Читать книгу Mémoires pour servir à l'Histoire de France sous Napoléon, Tome 1 - Baron Gaspard Gourgaud - Страница 21
MÉMOIRES DE NAPOLÉON
§ VI
ОглавлениеCette conversation fut décisive. Peu d'instants après, Napoléon descendit chez Siéyes: il lui fit connaître que depuis dix jours tous les partis s'adressaient à lui; qu'il était résolu de marcher avec lui Siéyes et la majorité du conseil des anciens, et qu'il venait lui en donner l'assurance positive. On convint que, du 15 au 20 brumaire, le changement pourrait se faire.
Rentré chez lui, Napoléon y trouva Talleyrand, Fouché, Rœdérer et Réal. Il leur raconta naïvement, avec simplicité, et sans aucun mouvement de physionomie qui pût faire préjuger son opinion, ce que Barras venait de lui dire. Réal et Fouché qui étaient attachés à ce directeur, sentirent tout ce qu'avait d'intempestif sa dissimulation. Ils se rendirent chez lui pour lui en faire des reproches. Le lendemain Barras vint à huit heures chez Napoléon, qui était encore au lit: il voulut absolument le voir, entra et lui dit qu'il craignait de s'être mal expliqué la veille; que Napoléon seul pouvait sauver la république; qu'il venait se mettre à sa disposition; faire tout ce qu'il voudrait, et prendre tel rôle qu'il lui donnerait. Il le pria de lui donner l'assurance que s'il méditait quelque projet, il compterait sur Barras.
Mais Napoléon avait déja pris son parti: il répondit qu'il ne voulait rien; qu'il était fatigué, indisposé; qu'il ne pouvait s'accoutumer à l'humidité de l'atmosphère de la capitale, sortant du climat sec des sables de l'Arabie; et il termina l'entretien par de semblables lieux communs.

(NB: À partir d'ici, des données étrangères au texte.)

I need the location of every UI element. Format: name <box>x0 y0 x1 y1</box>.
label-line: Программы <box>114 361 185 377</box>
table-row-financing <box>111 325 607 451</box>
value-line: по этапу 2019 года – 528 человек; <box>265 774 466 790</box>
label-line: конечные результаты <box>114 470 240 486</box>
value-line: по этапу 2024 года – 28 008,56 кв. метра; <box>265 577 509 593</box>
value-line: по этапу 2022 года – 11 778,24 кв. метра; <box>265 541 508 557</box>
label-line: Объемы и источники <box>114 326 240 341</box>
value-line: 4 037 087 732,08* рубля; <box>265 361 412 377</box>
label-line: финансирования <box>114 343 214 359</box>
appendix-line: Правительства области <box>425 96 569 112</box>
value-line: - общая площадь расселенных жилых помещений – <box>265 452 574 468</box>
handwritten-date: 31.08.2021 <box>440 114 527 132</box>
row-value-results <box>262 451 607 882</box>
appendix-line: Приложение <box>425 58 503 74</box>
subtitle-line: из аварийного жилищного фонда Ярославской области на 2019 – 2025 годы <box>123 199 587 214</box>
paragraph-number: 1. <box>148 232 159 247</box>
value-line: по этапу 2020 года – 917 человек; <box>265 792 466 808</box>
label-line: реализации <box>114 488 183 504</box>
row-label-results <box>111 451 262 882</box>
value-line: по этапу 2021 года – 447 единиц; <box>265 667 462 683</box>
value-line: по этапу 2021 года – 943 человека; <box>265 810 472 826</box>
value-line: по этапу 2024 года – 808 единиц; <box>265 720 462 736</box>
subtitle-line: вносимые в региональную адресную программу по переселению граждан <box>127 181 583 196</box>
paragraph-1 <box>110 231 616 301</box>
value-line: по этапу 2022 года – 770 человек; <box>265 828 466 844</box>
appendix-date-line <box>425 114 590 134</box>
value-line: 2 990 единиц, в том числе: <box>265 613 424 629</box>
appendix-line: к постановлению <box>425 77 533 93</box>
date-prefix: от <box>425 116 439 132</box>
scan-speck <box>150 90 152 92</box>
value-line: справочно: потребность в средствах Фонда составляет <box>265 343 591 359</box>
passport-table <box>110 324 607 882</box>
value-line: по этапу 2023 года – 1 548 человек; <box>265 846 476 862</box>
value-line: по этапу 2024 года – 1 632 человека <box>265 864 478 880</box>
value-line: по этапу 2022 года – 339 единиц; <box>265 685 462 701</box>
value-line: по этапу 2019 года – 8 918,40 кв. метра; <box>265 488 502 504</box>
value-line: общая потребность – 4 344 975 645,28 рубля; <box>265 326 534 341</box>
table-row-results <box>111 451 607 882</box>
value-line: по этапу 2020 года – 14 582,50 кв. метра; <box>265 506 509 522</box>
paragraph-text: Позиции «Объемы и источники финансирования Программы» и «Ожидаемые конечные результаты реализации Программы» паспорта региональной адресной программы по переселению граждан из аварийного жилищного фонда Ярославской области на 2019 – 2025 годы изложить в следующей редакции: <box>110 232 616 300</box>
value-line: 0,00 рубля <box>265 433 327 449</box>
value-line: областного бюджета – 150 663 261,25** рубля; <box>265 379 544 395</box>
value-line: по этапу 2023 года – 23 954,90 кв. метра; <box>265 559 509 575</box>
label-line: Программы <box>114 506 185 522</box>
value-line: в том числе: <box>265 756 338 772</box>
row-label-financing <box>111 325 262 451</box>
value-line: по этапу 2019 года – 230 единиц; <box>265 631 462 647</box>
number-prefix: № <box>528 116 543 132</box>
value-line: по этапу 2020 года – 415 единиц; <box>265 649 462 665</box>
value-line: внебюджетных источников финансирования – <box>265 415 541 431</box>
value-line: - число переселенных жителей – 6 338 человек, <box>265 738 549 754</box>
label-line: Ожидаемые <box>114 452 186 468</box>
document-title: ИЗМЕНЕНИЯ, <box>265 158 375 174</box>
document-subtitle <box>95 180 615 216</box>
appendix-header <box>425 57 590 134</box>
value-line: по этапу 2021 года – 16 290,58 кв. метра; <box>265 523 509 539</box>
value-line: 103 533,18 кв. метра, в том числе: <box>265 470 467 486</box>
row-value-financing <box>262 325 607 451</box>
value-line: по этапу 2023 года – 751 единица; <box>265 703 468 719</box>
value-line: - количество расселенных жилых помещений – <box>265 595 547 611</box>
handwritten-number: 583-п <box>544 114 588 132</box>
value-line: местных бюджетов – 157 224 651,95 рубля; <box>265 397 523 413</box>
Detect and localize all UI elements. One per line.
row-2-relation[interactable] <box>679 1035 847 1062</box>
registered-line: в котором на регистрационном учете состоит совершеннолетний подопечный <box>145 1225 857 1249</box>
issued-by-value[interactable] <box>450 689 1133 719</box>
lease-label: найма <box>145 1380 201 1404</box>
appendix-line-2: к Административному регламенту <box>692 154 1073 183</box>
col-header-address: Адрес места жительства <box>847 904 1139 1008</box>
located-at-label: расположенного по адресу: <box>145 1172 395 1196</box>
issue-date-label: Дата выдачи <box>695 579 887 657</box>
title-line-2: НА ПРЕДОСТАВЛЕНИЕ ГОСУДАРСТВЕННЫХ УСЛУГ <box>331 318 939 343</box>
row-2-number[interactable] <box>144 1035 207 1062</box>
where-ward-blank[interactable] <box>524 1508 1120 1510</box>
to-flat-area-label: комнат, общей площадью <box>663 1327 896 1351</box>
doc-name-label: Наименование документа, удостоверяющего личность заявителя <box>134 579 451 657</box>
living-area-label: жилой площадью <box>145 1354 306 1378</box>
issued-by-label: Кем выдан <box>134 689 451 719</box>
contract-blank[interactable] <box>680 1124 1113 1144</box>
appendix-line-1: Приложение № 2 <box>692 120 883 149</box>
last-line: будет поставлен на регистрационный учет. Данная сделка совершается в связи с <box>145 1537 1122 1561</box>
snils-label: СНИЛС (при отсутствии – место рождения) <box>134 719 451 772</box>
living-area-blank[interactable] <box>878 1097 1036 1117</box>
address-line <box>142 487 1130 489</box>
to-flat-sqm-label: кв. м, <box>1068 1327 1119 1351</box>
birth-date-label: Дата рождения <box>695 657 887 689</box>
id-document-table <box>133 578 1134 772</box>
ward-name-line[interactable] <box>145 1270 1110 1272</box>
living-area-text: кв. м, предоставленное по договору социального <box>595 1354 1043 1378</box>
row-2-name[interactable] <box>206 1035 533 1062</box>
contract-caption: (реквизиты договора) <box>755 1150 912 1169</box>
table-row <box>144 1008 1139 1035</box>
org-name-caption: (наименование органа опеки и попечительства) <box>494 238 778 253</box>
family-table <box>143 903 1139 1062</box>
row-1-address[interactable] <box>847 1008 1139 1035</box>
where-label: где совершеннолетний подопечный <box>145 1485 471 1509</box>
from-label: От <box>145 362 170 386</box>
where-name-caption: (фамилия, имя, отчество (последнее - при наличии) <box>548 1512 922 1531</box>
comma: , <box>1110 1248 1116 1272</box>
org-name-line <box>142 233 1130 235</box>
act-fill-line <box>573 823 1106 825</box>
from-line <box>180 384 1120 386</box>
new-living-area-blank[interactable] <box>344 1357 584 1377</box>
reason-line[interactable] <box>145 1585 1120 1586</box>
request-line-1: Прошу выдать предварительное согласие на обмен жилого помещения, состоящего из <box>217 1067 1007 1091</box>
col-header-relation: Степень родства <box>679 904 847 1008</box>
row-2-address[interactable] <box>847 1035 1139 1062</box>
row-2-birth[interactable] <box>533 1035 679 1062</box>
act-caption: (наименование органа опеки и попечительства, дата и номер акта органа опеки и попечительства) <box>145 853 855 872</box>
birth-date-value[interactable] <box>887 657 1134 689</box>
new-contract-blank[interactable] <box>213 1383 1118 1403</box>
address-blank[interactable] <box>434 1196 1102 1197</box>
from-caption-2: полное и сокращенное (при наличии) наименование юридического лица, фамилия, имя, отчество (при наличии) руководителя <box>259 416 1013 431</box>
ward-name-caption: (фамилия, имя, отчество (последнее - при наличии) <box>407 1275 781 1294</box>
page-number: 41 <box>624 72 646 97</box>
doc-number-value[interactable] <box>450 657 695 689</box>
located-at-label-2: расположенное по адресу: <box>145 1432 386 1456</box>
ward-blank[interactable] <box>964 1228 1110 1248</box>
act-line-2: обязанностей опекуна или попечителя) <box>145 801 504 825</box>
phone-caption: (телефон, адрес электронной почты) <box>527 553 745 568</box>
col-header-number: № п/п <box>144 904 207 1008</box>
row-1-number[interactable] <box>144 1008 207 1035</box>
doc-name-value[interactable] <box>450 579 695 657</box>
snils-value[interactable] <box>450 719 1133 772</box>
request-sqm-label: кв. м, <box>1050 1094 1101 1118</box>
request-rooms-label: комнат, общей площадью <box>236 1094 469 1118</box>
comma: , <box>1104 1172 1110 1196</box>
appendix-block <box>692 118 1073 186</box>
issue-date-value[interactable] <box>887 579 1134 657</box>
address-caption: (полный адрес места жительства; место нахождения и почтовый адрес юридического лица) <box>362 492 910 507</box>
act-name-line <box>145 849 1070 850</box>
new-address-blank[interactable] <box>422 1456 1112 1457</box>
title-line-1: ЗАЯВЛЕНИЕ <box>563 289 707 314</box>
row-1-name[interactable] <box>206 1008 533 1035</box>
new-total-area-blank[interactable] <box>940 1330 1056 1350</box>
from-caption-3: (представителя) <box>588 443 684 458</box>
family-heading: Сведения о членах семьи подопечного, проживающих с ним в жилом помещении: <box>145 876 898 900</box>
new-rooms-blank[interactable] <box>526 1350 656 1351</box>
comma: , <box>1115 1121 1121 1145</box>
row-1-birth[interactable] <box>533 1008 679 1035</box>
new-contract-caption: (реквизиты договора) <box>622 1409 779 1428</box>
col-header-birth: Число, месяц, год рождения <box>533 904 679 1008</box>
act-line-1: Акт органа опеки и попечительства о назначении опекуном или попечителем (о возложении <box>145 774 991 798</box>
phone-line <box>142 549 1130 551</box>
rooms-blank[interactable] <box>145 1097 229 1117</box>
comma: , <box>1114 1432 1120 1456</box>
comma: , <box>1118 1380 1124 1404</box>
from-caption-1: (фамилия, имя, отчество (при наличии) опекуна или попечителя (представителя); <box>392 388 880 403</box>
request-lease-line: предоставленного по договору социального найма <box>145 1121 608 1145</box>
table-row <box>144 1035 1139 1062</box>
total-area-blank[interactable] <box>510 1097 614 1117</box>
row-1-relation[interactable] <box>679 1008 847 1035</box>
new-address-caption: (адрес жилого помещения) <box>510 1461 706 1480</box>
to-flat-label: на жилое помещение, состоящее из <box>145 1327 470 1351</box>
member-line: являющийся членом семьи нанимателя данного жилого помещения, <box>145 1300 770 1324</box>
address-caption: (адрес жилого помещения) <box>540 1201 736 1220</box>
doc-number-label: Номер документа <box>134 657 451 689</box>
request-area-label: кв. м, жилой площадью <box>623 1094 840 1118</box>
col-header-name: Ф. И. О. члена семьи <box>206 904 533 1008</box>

Cependant Moulins se rendait tous les matins, entre huit et neuf heures, chez Napoléon, pour lui demander conseil sur les affaires du jour. C'étaient des nouvelles militaires ou des affaires civiles sur lesquelles il desirait avoir une direction. Sur ce qui avait rapport au militaire, Napoléon répondait d'après son opinion; mais sur les affaires civiles, ne croyant pas devoir lui faire connaître toute sa pensée, il ne lui répondait que des choses vagues.
Gohier venait aussi de temps à autre faire visite à Napoléon, lui faire des propositions et demander des conseils.